In der Natur des Weiblichen ist es verankert, tiefe, verbindende Emotionen zu empfinden. Hunderttausende von Jahren genetischer Entwicklung verschwinden nicht einfach so. Darin liegt heute eine enorme Chance. Mehr denn je braucht diese Welt, brauchen wir Menschen, verbindende Emotionen, um Brücken zu schlagen über all die Abgründe, die wir in der Vergangenheit aufgerissen und mit Mauern zu Festungen ausgebaut haben. Weder Patriachat noch Matriarchat sind die Lösung, sondern jenes natürliche Gleichgewicht, das wir vor langem verloren haben.
Vor einigen Wochen fand ich im Netz folgenden Text:
Weisheit der Cherokee
Die höchste Berufung einer Frau ist es, den Mann zu seiner Seele zu führen, damit er sich mit der Quelle verbinden kann. Die höchste Berufung eines Mannes ist es, die Frau zu beschützen, damit sie frei und unverletzt auf der Erde wandeln kann.
Über diese Zeilen habe ich viel nachgedacht, habe alle Rollenbilder und Klischees rausgenommen, die Botschaft auf ihre Essenz reduziert, auf die Art und Weise, wie Mann und Frau miteinander umgehen sollten, unabhängig davon, wer wie viel Geld verdient, die Kinder betreut oder den Haushalt führt.

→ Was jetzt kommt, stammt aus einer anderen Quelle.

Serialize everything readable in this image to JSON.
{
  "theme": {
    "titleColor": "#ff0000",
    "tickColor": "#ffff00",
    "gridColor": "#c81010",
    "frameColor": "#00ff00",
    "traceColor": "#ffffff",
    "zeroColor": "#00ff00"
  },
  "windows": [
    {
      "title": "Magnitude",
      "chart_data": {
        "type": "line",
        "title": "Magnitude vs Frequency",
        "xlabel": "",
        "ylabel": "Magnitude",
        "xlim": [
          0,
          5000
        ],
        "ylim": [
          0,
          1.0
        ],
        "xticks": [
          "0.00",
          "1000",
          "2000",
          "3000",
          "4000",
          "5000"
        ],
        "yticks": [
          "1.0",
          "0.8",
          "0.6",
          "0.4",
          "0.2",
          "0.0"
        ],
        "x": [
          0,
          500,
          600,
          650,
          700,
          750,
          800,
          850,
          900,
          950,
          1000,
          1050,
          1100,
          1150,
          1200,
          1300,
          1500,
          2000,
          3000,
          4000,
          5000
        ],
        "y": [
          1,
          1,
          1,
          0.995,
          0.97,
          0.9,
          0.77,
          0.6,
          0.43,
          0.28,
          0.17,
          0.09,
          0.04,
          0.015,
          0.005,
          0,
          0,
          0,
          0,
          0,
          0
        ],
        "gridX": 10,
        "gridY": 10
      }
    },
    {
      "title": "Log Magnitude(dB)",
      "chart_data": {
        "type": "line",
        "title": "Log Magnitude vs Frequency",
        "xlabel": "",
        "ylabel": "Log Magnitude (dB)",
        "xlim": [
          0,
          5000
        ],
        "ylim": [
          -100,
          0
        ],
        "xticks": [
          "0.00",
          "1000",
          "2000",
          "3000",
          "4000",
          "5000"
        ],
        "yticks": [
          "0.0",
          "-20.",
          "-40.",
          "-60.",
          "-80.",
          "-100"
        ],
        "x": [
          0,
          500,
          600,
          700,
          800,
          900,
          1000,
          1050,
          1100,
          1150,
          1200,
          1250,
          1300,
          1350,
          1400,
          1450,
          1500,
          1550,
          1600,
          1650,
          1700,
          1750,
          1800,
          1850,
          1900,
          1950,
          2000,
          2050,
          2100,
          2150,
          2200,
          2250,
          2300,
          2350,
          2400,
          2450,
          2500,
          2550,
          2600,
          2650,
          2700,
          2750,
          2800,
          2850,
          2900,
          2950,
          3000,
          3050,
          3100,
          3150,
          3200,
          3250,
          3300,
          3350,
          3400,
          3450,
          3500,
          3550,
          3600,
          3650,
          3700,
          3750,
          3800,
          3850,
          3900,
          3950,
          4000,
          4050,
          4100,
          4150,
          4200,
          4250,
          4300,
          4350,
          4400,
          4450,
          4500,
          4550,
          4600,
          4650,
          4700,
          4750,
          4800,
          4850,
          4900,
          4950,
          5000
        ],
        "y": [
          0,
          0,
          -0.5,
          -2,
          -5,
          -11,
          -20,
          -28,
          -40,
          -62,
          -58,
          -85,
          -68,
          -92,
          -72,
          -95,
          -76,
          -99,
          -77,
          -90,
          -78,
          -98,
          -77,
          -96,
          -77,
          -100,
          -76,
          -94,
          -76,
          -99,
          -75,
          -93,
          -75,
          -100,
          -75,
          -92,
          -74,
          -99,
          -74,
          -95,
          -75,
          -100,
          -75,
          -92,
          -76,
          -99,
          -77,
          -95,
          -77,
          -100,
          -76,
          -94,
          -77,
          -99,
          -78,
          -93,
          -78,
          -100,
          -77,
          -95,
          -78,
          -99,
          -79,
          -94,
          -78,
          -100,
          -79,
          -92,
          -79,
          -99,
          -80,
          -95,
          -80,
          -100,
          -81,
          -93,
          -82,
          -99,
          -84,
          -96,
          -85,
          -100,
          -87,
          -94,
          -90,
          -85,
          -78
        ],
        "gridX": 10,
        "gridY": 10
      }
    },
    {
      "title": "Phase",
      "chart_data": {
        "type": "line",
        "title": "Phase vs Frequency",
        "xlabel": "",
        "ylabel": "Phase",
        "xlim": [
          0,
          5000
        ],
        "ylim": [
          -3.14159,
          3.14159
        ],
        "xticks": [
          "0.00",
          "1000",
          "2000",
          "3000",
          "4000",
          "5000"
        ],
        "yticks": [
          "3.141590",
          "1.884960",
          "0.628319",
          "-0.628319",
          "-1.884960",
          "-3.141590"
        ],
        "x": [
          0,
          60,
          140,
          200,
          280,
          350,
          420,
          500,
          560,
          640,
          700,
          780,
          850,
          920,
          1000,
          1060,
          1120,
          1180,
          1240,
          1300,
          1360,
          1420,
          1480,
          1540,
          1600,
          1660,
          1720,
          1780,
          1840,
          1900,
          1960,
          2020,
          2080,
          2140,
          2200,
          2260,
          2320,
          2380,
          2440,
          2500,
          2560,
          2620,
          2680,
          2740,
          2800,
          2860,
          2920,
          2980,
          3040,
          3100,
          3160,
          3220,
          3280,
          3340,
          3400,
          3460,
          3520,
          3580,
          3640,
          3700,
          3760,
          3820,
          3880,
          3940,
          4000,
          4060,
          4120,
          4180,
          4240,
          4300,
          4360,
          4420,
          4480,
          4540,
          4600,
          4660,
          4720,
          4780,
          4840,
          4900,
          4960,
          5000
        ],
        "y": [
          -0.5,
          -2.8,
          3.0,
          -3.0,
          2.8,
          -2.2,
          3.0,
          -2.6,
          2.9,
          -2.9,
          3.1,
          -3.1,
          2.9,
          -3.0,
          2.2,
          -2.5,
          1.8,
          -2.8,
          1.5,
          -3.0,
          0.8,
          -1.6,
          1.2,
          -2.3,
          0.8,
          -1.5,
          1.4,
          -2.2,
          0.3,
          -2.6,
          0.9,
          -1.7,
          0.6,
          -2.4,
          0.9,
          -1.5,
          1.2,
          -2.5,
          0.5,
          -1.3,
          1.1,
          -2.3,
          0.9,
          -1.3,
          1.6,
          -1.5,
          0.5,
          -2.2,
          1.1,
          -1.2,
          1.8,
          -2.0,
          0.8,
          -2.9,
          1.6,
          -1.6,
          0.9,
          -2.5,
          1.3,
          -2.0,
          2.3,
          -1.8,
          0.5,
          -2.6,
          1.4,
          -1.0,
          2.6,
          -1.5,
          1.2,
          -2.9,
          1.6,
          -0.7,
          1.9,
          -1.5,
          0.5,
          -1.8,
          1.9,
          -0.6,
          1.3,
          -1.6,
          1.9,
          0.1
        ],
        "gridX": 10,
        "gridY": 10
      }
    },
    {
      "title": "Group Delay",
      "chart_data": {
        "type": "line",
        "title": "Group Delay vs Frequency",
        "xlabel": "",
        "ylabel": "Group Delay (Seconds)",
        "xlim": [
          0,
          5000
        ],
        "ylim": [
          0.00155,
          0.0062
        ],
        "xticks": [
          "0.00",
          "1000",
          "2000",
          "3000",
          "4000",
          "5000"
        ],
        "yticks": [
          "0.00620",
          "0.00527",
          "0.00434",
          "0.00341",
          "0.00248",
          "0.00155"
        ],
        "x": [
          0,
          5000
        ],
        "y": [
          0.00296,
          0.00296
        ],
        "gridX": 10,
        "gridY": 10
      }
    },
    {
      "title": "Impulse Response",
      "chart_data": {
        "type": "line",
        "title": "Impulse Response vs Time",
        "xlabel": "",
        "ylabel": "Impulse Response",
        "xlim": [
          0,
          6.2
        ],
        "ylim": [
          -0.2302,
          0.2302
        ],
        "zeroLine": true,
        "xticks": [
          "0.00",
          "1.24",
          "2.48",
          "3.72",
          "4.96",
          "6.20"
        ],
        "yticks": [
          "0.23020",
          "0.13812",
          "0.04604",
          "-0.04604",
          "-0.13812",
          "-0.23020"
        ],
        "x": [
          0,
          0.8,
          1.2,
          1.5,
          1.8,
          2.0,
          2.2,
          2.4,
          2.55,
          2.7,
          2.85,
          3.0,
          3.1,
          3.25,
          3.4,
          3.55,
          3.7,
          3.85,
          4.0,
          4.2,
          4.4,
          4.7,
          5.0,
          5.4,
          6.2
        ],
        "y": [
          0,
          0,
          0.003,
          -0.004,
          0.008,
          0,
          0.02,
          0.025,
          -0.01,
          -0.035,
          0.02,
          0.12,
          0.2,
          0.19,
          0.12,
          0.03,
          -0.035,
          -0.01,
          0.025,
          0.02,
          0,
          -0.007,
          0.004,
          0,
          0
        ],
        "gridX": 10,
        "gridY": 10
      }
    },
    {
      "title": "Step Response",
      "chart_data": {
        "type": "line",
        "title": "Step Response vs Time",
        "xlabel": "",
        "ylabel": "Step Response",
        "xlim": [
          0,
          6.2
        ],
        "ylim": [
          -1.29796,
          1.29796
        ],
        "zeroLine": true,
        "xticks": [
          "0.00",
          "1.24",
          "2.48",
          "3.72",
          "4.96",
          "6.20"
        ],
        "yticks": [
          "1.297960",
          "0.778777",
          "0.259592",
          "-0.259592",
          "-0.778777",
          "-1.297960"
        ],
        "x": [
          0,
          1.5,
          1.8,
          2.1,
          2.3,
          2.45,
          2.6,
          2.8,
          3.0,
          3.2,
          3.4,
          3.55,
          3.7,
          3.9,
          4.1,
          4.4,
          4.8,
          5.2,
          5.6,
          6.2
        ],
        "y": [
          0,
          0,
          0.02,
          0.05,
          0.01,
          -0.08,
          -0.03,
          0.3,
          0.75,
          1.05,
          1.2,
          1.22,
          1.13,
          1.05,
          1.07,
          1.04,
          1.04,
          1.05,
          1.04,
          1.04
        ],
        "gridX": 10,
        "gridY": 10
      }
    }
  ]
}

Mann und Frau SIND unterschiedlich, Yin und Yang, doch gemeinsam ergeben sie ein Ganzes, wenn sie lernen, gemeinsam die Balance zu finden.
Leider etwas klischeehaft, doch täglich zu beobachten: viele Männer stecken im Ego fest, haben wenig Zugang zu ihren Gefühlen, noch weniger zu ihrer Seele.
Es ist an der Zeit, dass wir Frauen in unsere natürliche Weiblichkeit zurückfinden und all die künstlichen Erwartungshaltungen hinter uns lassen, um die Seelen der Männer wieder mit der Quelle zu verbinden, damit die Menschheit in ihre Balance findet mit sich selbst und ihrer Umwelt.
Einfach Mensch sein, mit Herz und Seele.
Eine Illusion? Vielleicht.
Eine Vision? Vielleicht eine, die inspiriert.
Ich habe lange nach einem Bild für diesen Beitrag gesucht und mich letztendlich für die Augen eines Kindes entschieden, die fragend-verträumt in diese Welt hinausblicken – eine Seele, die sich noch zeigt, wie sie ist.